Five years ago, Megan Verner was graduating from the University of New Mexico with a degree in agricultural economics and a minor in marketing. But she emerged into a damaged economy with a still-rising jobless rate. Even healthy companies were hesitant to hire.

She moved home to Rutledge, about 50 miles east of Atlanta, considering but rejecting the idea of graduate school. She started looking for a job in animal pharmaceuticals.

She had trouble finding anything. But she was persistent and flexible. Since then she has stitched four jobs into a more than full-time quilt of work that combines her interests and skills.

She works between seven to 14 hours a week at a clothing store, and a few hours a week for a service that takes care of horses’ hooves. Six months a year, she and her husband operate a company managing the care of bulls.

“The number of bulls is up the last couple of years, and the prices are a lot higher,” she said.
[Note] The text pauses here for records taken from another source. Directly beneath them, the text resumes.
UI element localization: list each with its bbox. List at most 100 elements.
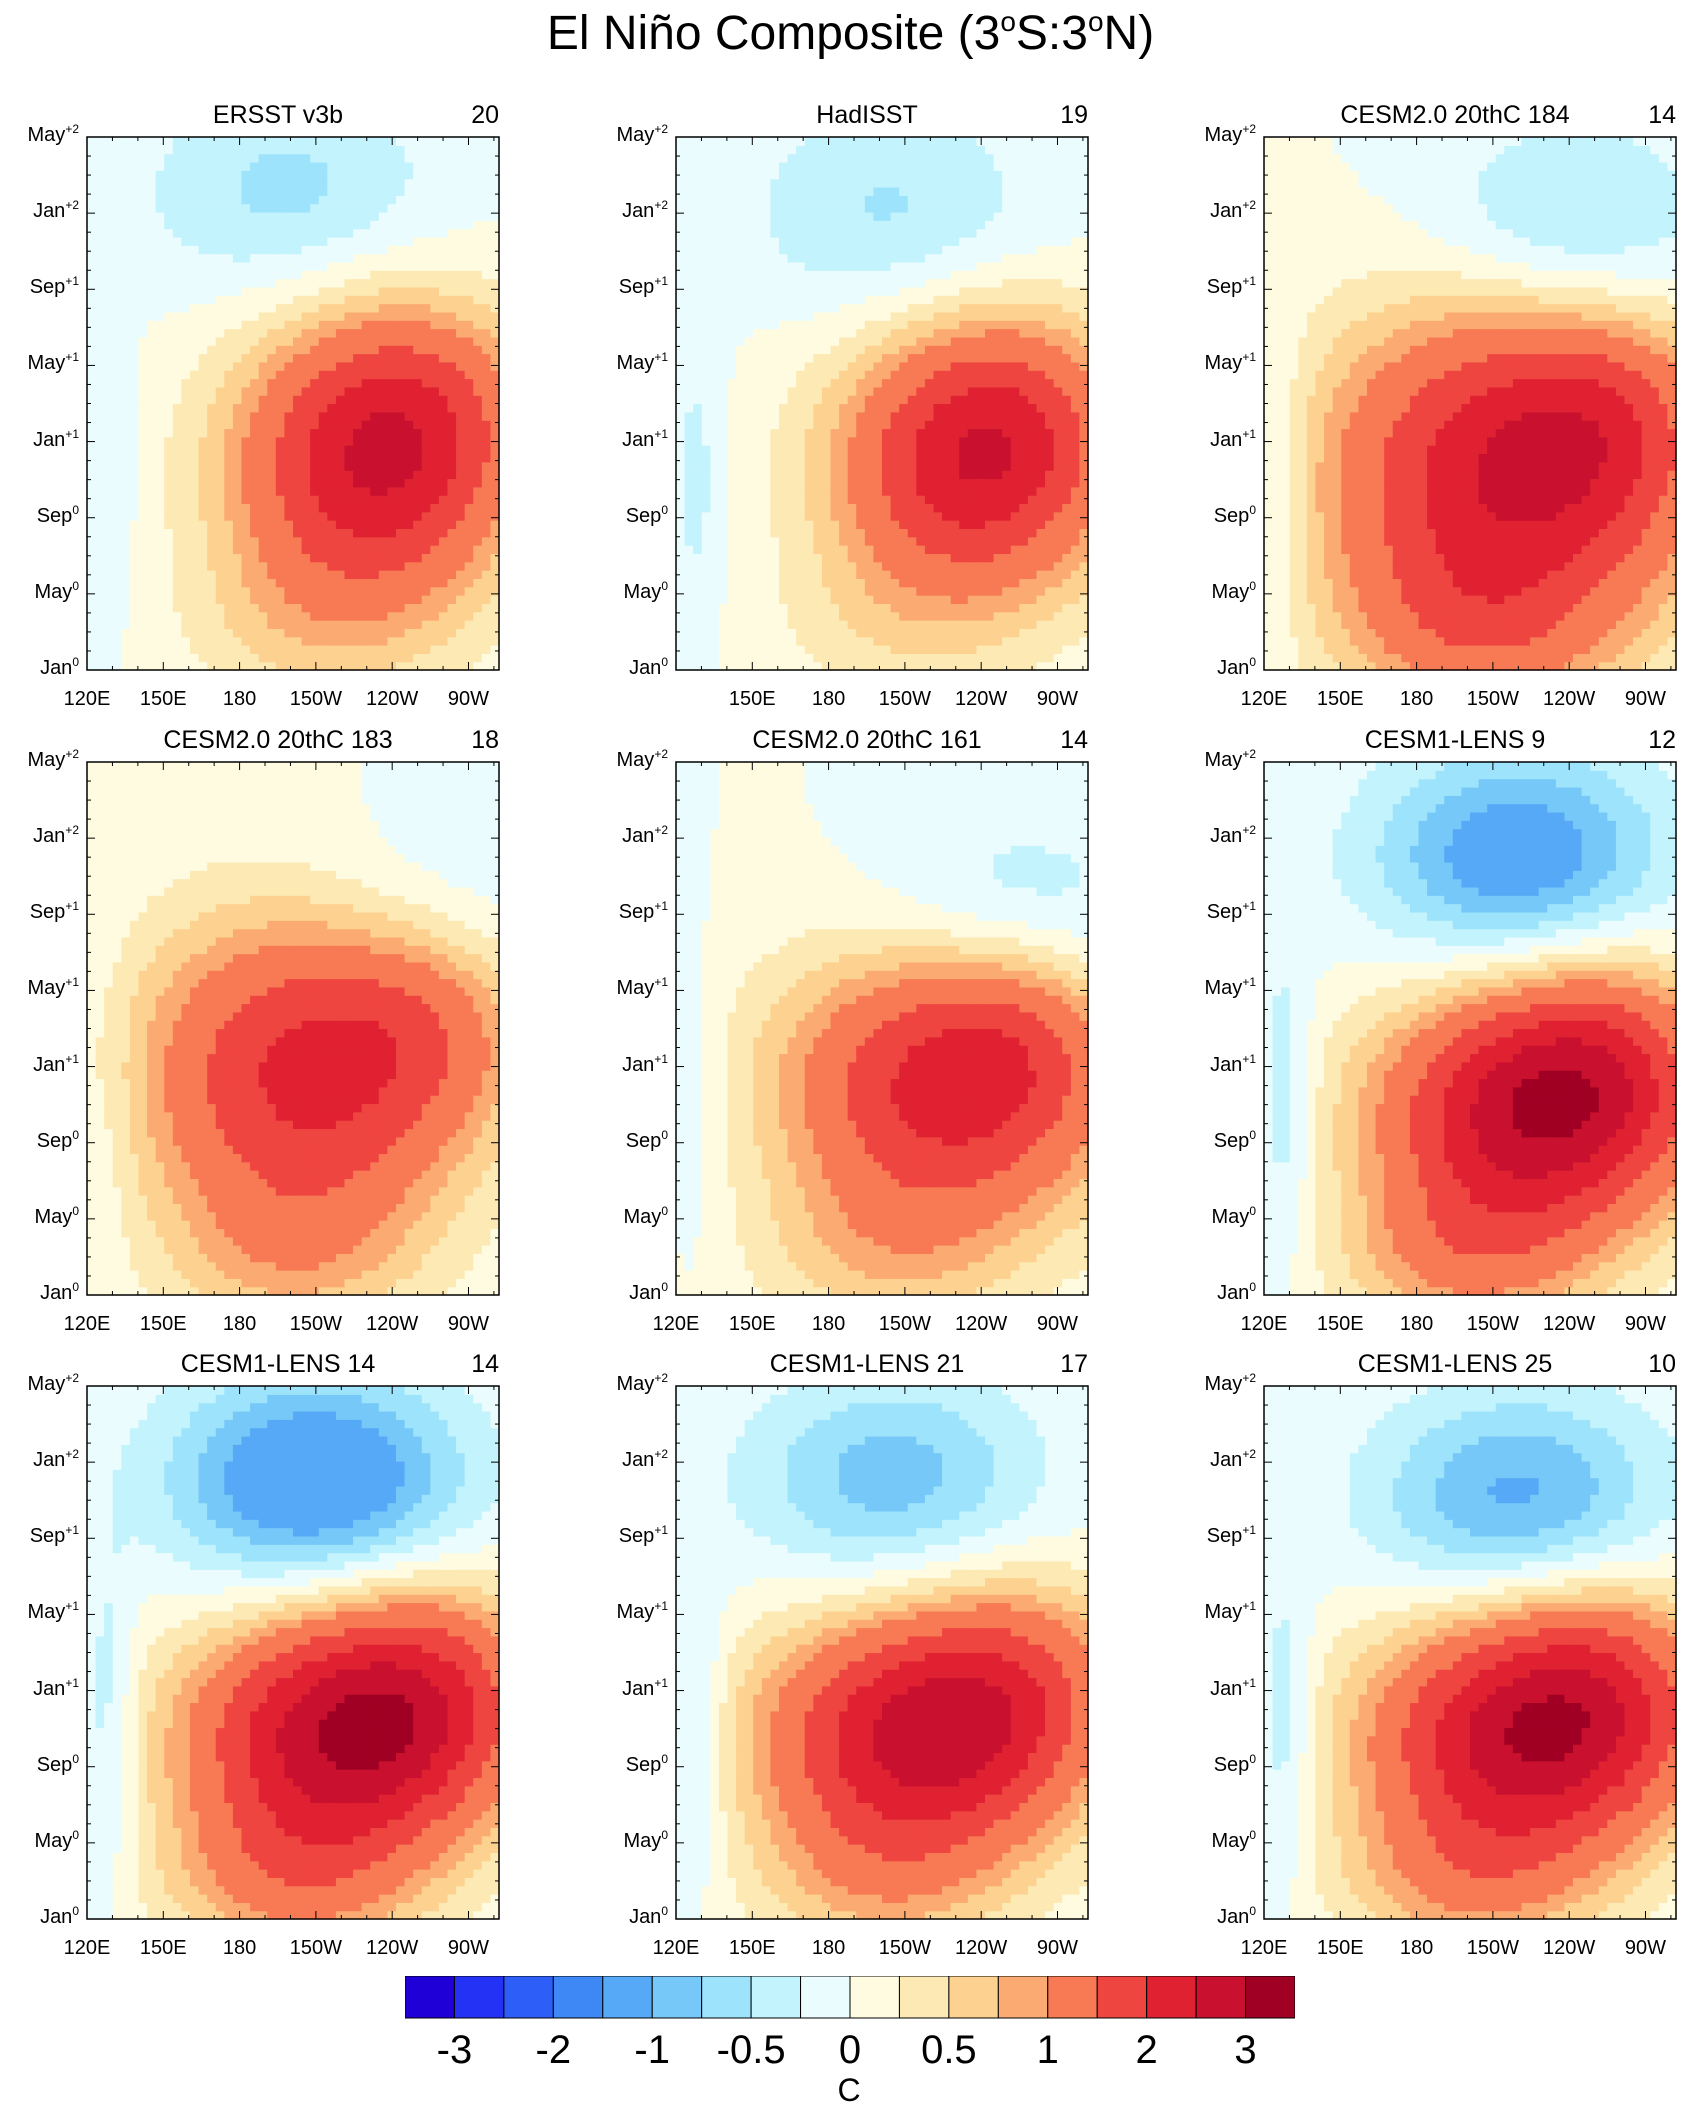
heatmap-cell <box>413 570 423 579</box>
heatmap-cell <box>464 145 474 155</box>
heatmap-cell <box>701 403 711 413</box>
heatmap-cell <box>753 520 763 530</box>
heatmap-cell <box>387 586 397 596</box>
heatmap-cell <box>121 495 131 505</box>
heatmap-cell <box>241 311 251 321</box>
heatmap-cell <box>138 236 148 246</box>
heatmap-cell <box>693 228 703 238</box>
heatmap-cell <box>710 153 720 163</box>
heatmap-cell <box>112 536 122 546</box>
heatmap-cell <box>147 536 157 546</box>
heatmap-cell <box>335 603 346 613</box>
heatmap-cell <box>693 528 703 538</box>
heatmap-cell <box>190 528 200 538</box>
heatmap-cell <box>464 620 474 629</box>
heatmap-cell <box>95 536 105 546</box>
heatmap-cell <box>701 461 711 471</box>
heatmap-cell <box>770 370 780 380</box>
heatmap-cell <box>301 436 311 446</box>
heatmap-cell <box>481 478 492 488</box>
heatmap-cell <box>787 428 797 438</box>
heatmap-cell <box>447 595 457 604</box>
heatmap-cell <box>181 328 191 338</box>
heatmap-cell <box>129 395 140 405</box>
heatmap-cell <box>232 628 243 638</box>
heatmap-cell <box>796 378 806 388</box>
heatmap-cell <box>473 386 483 396</box>
heatmap-cell <box>250 361 260 371</box>
heatmap-cell <box>701 578 711 588</box>
heatmap-cell <box>701 153 711 163</box>
heatmap-cell <box>353 228 363 238</box>
heatmap-cell <box>813 370 823 380</box>
heatmap-cell <box>907 336 917 346</box>
heatmap-cell <box>344 278 354 288</box>
heatmap-cell <box>275 620 286 629</box>
heatmap-cell <box>378 286 389 296</box>
heatmap-cell <box>190 628 200 638</box>
heatmap-cell <box>378 503 389 513</box>
heatmap-cell <box>413 636 423 646</box>
heatmap-cell <box>821 186 832 196</box>
heatmap-cell <box>181 195 191 205</box>
heatmap-cell <box>129 361 140 371</box>
heatmap-cell <box>727 311 737 321</box>
heatmap-cell <box>267 461 277 471</box>
heatmap-cell <box>718 137 729 146</box>
heatmap-cell <box>224 145 234 155</box>
heatmap-cell <box>447 520 457 530</box>
heatmap-cell <box>121 661 131 671</box>
heatmap-cell <box>172 137 183 146</box>
heatmap-cell <box>413 553 423 563</box>
heatmap-cell <box>404 495 414 505</box>
heatmap-cell <box>181 386 191 396</box>
heatmap-cell <box>198 228 208 238</box>
heatmap-cell <box>490 236 500 246</box>
heatmap-cell <box>147 620 157 629</box>
heatmap-cell <box>396 570 406 579</box>
heatmap-cell <box>804 178 814 188</box>
heatmap-cell <box>753 636 763 646</box>
heatmap-cell <box>181 586 191 596</box>
heatmap-cell <box>779 270 789 280</box>
heatmap-cell <box>421 495 431 505</box>
heatmap-cell <box>267 536 277 546</box>
heatmap-cell <box>138 153 148 163</box>
heatmap-cell <box>327 536 337 546</box>
heatmap-cell <box>95 628 105 638</box>
heatmap-cell <box>753 620 763 629</box>
heatmap-cell <box>344 461 354 471</box>
heatmap-cell <box>155 161 165 171</box>
heatmap-cell <box>370 536 380 546</box>
heatmap-cell <box>404 445 414 455</box>
heatmap-cell <box>787 503 797 513</box>
heatmap-cell <box>684 228 694 238</box>
heatmap-cell <box>310 628 320 638</box>
heatmap-cell <box>761 336 772 346</box>
heatmap-cell <box>456 611 466 621</box>
heatmap-cell <box>413 578 423 588</box>
heatmap-cell <box>404 137 414 146</box>
heatmap-cell <box>232 653 243 663</box>
heatmap-cell <box>241 378 251 388</box>
heatmap-cell <box>215 236 225 246</box>
heatmap-cell <box>753 470 763 480</box>
heatmap-cell <box>387 461 397 471</box>
heatmap-cell <box>890 411 900 421</box>
heatmap-cell <box>693 195 703 205</box>
heatmap-cell <box>284 453 294 463</box>
heatmap-cell <box>258 311 268 321</box>
heatmap-cell <box>104 561 114 571</box>
heatmap-cell <box>224 645 234 654</box>
heatmap-cell <box>813 137 823 146</box>
heatmap-cell <box>267 170 277 180</box>
heatmap-cell <box>464 561 474 571</box>
heatmap-cell <box>121 553 131 563</box>
heatmap-cell <box>481 278 492 288</box>
heatmap-cell <box>421 653 431 663</box>
heatmap-cell <box>490 620 500 629</box>
heatmap-cell <box>430 570 440 579</box>
heatmap-cell <box>147 145 157 155</box>
heatmap-cell <box>813 470 823 480</box>
heatmap-cell <box>104 628 114 638</box>
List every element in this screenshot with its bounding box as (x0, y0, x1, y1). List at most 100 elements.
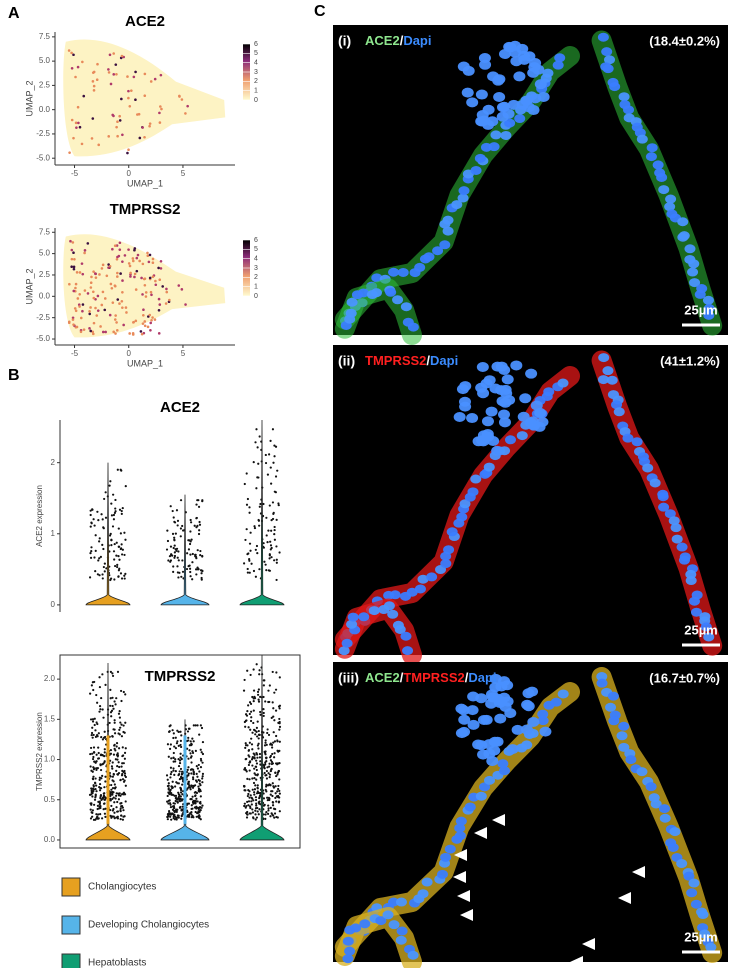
umap-dot (76, 297, 80, 300)
nucleus (497, 759, 509, 769)
jitter-dot (200, 578, 203, 581)
jitter-dot (251, 731, 254, 734)
umap-dot (150, 318, 153, 322)
jitter-dot (174, 794, 178, 797)
umap-dot (158, 278, 162, 281)
jitter-dot (266, 796, 269, 799)
nucleus (459, 499, 471, 509)
jitter-dot (259, 710, 262, 714)
jitter-dot (195, 573, 198, 576)
jitter-dot (256, 790, 259, 793)
jitter-dot (180, 770, 184, 773)
jitter-dot (95, 784, 98, 787)
jitter-dot (190, 521, 193, 524)
jitter-dot (271, 801, 275, 804)
umap-dot (131, 332, 135, 335)
jitter-dot (271, 746, 274, 749)
jitter-dot (273, 525, 276, 529)
umap-dot (184, 112, 187, 115)
umap-dot (95, 78, 99, 82)
nucleus (493, 74, 506, 85)
jitter-dot (118, 792, 121, 795)
jitter-dot (253, 525, 256, 528)
jitter-dot (95, 790, 98, 793)
nucleus (532, 64, 545, 75)
colorbar-label: 4 (254, 60, 258, 67)
jitter-dot (172, 736, 175, 740)
jitter-dot (187, 813, 190, 817)
jitter-dot (109, 670, 112, 673)
jitter-dot (119, 810, 122, 813)
jitter-dot (198, 529, 201, 532)
jitter-dot (98, 676, 101, 679)
jitter-dot (90, 733, 93, 737)
umap-dot (157, 266, 160, 270)
umap-dot (144, 295, 148, 298)
plot-title: TMPRSS2 (145, 668, 216, 685)
jitter-dot (262, 695, 265, 699)
jitter-dot (102, 565, 105, 569)
jitter-dot (172, 809, 176, 812)
umap-dot (114, 314, 117, 317)
jitter-dot (250, 737, 253, 740)
jitter-dot (262, 679, 265, 682)
nucleus (694, 289, 706, 299)
jitter-dot (245, 503, 249, 506)
jitter-dot (111, 674, 115, 678)
umap-dot (129, 275, 132, 278)
jitter-dot (187, 757, 190, 760)
umap-dot (81, 272, 85, 276)
umap-dot (113, 318, 117, 321)
jitter-dot (97, 800, 100, 803)
jitter-dot (92, 746, 96, 749)
nucleus (388, 267, 400, 277)
jitter-dot (193, 524, 196, 527)
umap-dot (91, 117, 95, 120)
jitter-dot (177, 782, 180, 785)
nucleus (602, 64, 614, 74)
jitter-dot (112, 753, 116, 756)
nucleus (346, 297, 358, 307)
nucleus (480, 714, 493, 725)
nucleus (658, 185, 670, 195)
jitter-dot (115, 745, 118, 748)
umap-dot (89, 329, 93, 333)
umap-dot (81, 60, 84, 64)
umap-dot (121, 133, 124, 137)
jitter-dot (262, 502, 265, 506)
jitter-dot (278, 789, 281, 793)
umap-dot (101, 290, 105, 294)
jitter-dot (111, 696, 114, 699)
jitter-dot (119, 818, 122, 821)
jitter-dot (253, 788, 257, 791)
jitter-dot (189, 540, 192, 543)
umap-dot (136, 113, 139, 116)
jitter-dot (174, 532, 177, 535)
nucleus (657, 492, 669, 502)
jitter-dot (103, 562, 106, 565)
jitter-dot (121, 762, 124, 765)
jitter-dot (166, 818, 169, 821)
jitter-dot (180, 776, 183, 779)
nucleus (491, 736, 504, 747)
jitter-dot (245, 528, 248, 531)
nucleus (417, 889, 429, 899)
jitter-dot (93, 717, 96, 720)
jitter-dot (100, 736, 103, 739)
jitter-dot (198, 523, 202, 526)
jitter-dot (253, 756, 256, 759)
jitter-dot (172, 769, 175, 772)
jitter-dot (192, 778, 195, 781)
stain-part: Dapi (468, 670, 496, 685)
jitter-dot (264, 750, 267, 753)
jitter-dot (108, 721, 111, 725)
jitter-dot (254, 798, 258, 802)
y-tick-label: -2.5 (36, 129, 50, 138)
nucleus (602, 366, 614, 376)
jitter-dot (178, 798, 181, 801)
jitter-dot (254, 796, 258, 799)
jitter-dot (246, 800, 249, 803)
stain-label: TMPRSS2/Dapi (365, 353, 458, 368)
jitter-dot (123, 751, 127, 754)
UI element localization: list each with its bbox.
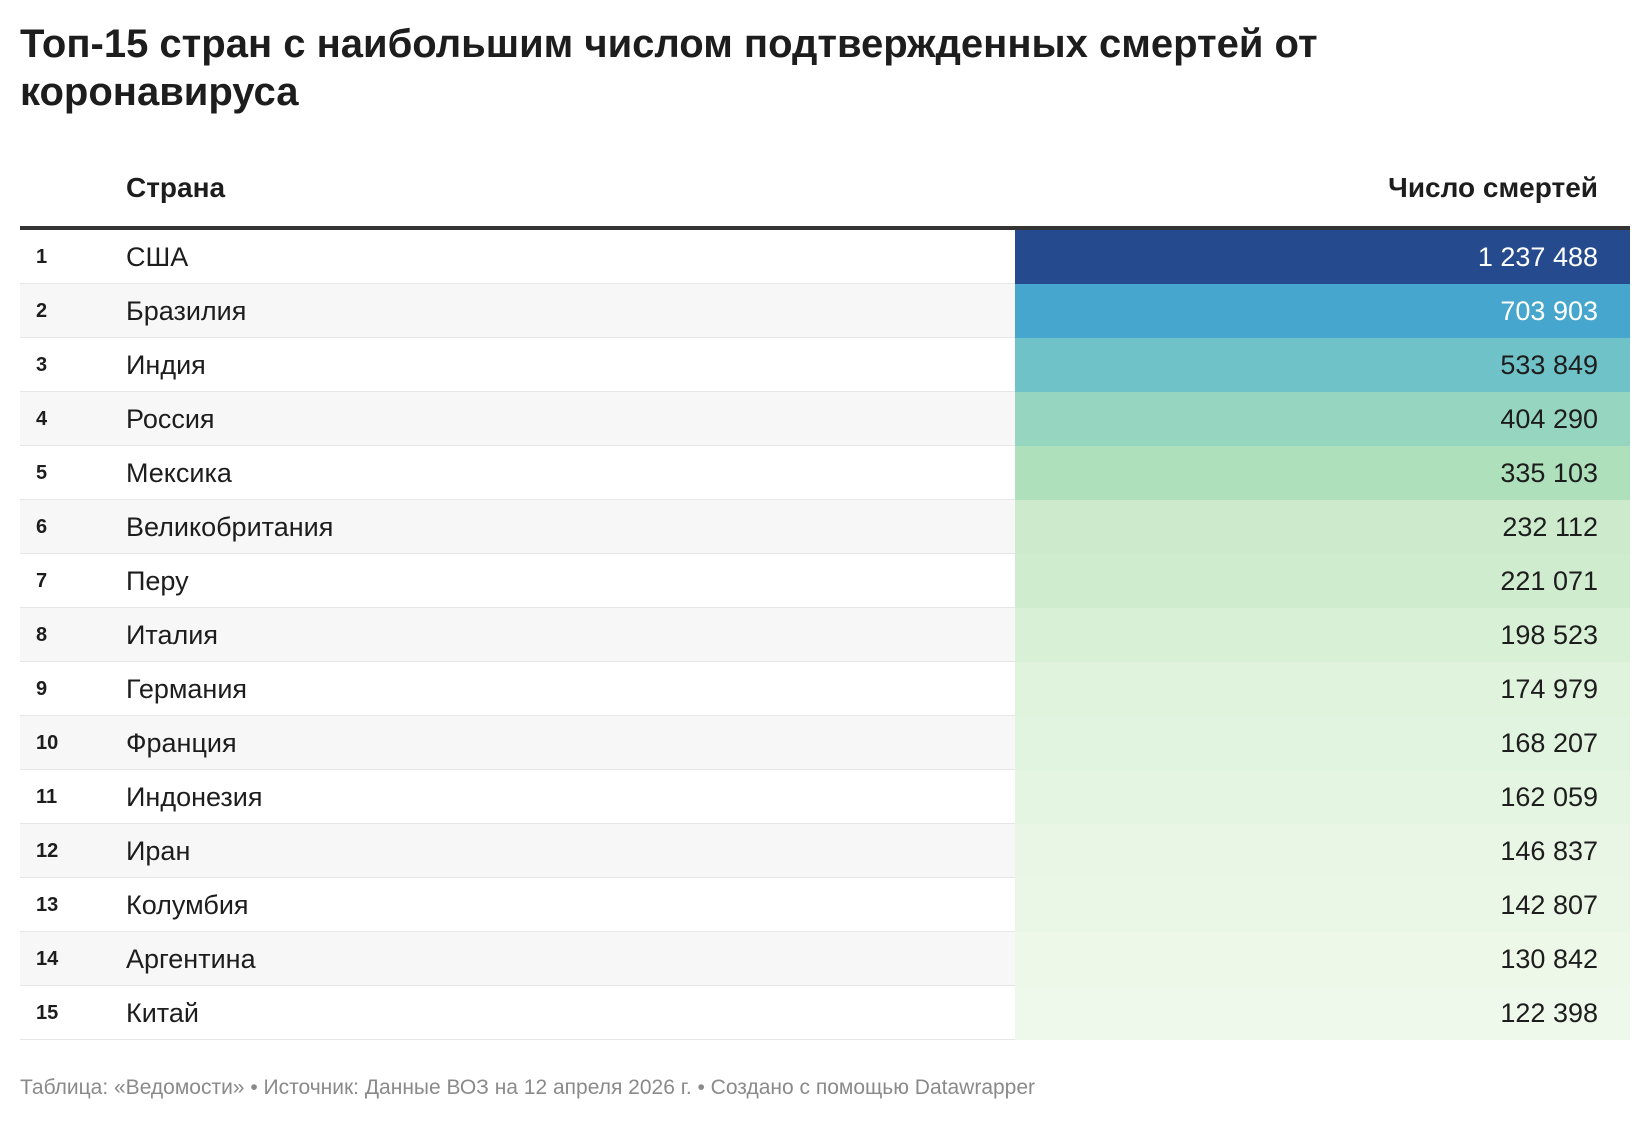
table-body: 1 США 1 237 488 2 Бразилия 703 903 3 Индия 533 8…	[20, 230, 1630, 1040]
table-row: 7 Перу 221 071	[20, 554, 1630, 608]
table-row: 13 Колумбия 142 807	[20, 878, 1630, 932]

She also has a marketing job for a veterinary clinic, which she considers an economic indicator of sorts: “If the economy was not better, I don’t think he would have hired me.”

“My goal coming out of college was just to have a job … any job, and to be self-sufficient. Now, five years away, I am 100 percent self-sufficient.”

Is she better off than five years ago? “Yes, 100 percent yes. No doubt in my mind.’”

Neil Ann Raffen, 58, of Conyers

She worked for 21 years as a substance abuse counselor but was laid off in 2011 after returning from medical leave to have a knee replacement.

Raffen was unemployed for about 18 months and emptied her savings. She got help from the state’s Home Safe Georgia program, which can cover up to 24 months of mortgage payments to homeowners who face financial hardships, to keep her condo.

“That made all the difference in the world. If lost the condo, I’d have to go live with my 82-year-old mother in her little house. It would be awful.”

But she had no luck finding work.

“I interviewed to be a teacher,” she said. “I couldn’t even get a job as a substitute. I had never been unemployed like that,” she said.

Eventually she found a part-time job teaching at a school for drunk drivers.

Then she drew on previous teaching experience to land a job at a Decatur elementary school. This past year, she taught second, third and fourth grade.

“It is hard – things have changed since I taught before,” she said. “But you just love the kids, and how they love to learn.”

Raffin, who is single, keeps her spending and debts low, even forgoing cable television.

She makes more than she did five years ago. She still has her home. She works with children, not addicts. Are things better now than they were five years ago?

“I went 18 months and didn’t put anything into my 401(k),” she said. “And that is all I have for savings… It is just me and that is really scary.”

She added a second part to the answer, though.

“I wanted to leave substance abuse counseling and God took care of that for me. I wanted to go back to teaching and God took care of that for me. I didn’t want to lose my house. God took care of that for me, too. Look how everything worked out.”